Retail was the best performing property sub-sector, up 8.9 per cent with strong positive contributions from all index constituents while the Industrial sub-sector was also strong, up 6.1 per cent with a solid first-half result from Goodman Group driving its share price up 6.4 per cent.
Office property stocks gained 4.8 per cent, with Dexus Property Group and Investa Office Fund up 5.9 per cent and 4.8 per cent respectively.
During the quarter, Dexus’ proposal to merge with Investa was rejected by Investa unitholders.
Sydney and Melbourne office conditions improving
Positive income growth from office portfolios was delivered, with positive fixed increases in existing leases offsetting the drag to earnings of the increased levels of incentives being required to retain or sign new tenants when leases expire.
While there appears to have been some moderation to the level of incentives required, with Sydney falling from low 30 per cent to high 20 per cent, the impact remains significant.
The Dexus portfolio, for example, recorded a small drop in net effective rent, while GPT’s office portfolio benefitted from a significant improvement in occupancy as newly signed leases in the MLC Centre start to contribute to income.
We take comfort from the key markets of Melbourne and Sydney showing positive net absorption over the past six months.
Perth and Brisbane markets are expected to remain difficult for some time, with valuations of Perth assets in particular seeing double-digit percentage falls in several cases.
Residential markets are strong
The overall picture across most developers remains very robust, with each of Mirvac, Stockland and Lend Lease recording record levels of pre-sales, thereby providing strong visibility in earnings for the next few years.
In all cases, activity has been brought forward to cater to strong levels of demand. Mirvac, for example, has a record $2.6 billion of exchanged pre-sales contracts on which it will deliver over the next three years.
Lend Lease, with a more geographically diversified portfolio, has pre-sold residential revenue of over $5 billion.
Settlement risk, now a key focus of investors, is currently minimal, with both Mirvac and Lend Lease reporting settlement problems below historical averages at less than 1 per cent of contracts.
Specialty sales growth improving
Our belief is that a strong property sector needs a robust retail sales environment given that retail property is by far the largest segment of the property market.
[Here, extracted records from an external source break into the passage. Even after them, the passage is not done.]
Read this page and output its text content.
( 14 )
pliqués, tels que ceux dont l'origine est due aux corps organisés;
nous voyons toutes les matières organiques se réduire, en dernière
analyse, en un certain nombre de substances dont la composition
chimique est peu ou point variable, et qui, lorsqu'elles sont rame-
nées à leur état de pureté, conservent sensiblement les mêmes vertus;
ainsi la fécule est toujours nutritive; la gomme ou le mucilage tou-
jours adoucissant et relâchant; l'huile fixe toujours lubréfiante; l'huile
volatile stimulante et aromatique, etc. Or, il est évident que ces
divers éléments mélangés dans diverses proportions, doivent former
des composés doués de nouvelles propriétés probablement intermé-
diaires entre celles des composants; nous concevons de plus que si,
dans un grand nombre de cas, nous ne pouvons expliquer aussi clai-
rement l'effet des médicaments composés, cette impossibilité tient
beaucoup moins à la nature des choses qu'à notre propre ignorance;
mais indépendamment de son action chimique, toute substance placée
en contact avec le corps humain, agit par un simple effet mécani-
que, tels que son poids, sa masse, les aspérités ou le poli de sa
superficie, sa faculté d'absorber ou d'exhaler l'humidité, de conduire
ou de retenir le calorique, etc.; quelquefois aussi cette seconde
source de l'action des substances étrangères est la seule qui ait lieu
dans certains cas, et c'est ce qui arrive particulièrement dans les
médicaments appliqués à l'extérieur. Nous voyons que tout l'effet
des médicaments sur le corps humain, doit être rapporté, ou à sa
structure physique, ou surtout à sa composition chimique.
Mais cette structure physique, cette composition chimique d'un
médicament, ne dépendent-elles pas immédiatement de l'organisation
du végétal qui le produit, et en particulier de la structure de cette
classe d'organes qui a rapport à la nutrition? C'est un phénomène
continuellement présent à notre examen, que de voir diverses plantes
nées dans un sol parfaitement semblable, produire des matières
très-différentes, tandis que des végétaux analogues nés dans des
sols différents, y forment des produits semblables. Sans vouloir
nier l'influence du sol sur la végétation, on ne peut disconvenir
And as the specialty tenants pay the majority of the rent in retail, speciality sales growth is a key factor.
Specialty sales grew by 6.5 per cent, 5.3 per cent, 4.1 per cent and 6.9 per cent in the retail portfolios of GPT Group, Scentre Group, Stockland Group and Mirvac Group respectively.
While recent growth has been strong, it has still lagged rental growth over the typical five-year term of most specialty leases and the impact of this is felt at lease renewal, with negative releasing spreads.
However, in all cases the magnitude of these negative releasing spreads has reduced, to be typically in the 2-3 per cent range.
Cap rates compressed further, lifting NTA backing
With only one or two very stock-specific exceptions, core property stocks delivered net tangible asset (NTA) uplifts, continuing the theme we have seen across several recent reporting periods.
Office stocks led the way, where we have seen far more transactional activity in the direct markets, allowing valuers to sharpen their cap rates.
NTA uplifts for Dexus, Investa and Cromwell Property Group were 8.5 per cent, 9.9 per cent and 12.3 per cent respectively.
Offsetting the positive effect of property revaluations lifting NTAs was negative mark to market of interest rate derivatives, given lower interest rates.
With the listed property sector now yielding just under 5 per cent for the financial year ending June 2016 and with bond yields around 2.5 per cent, the yield premium of the sector continues to reside above its long-term average of 1.9 per cent.
Over the medium term, A-REIT earnings streams are relatively secure given the contracted nature of rental income and long average lease terms.
Further, financial leverage is low, with gearing across the sector of approximately 30 per cent (debt to total assets) making the sector a relatively low risk investment choice.
Stuart Cartledge is the investment manager of the Cromwell Phoenix Core Listed Property Fund.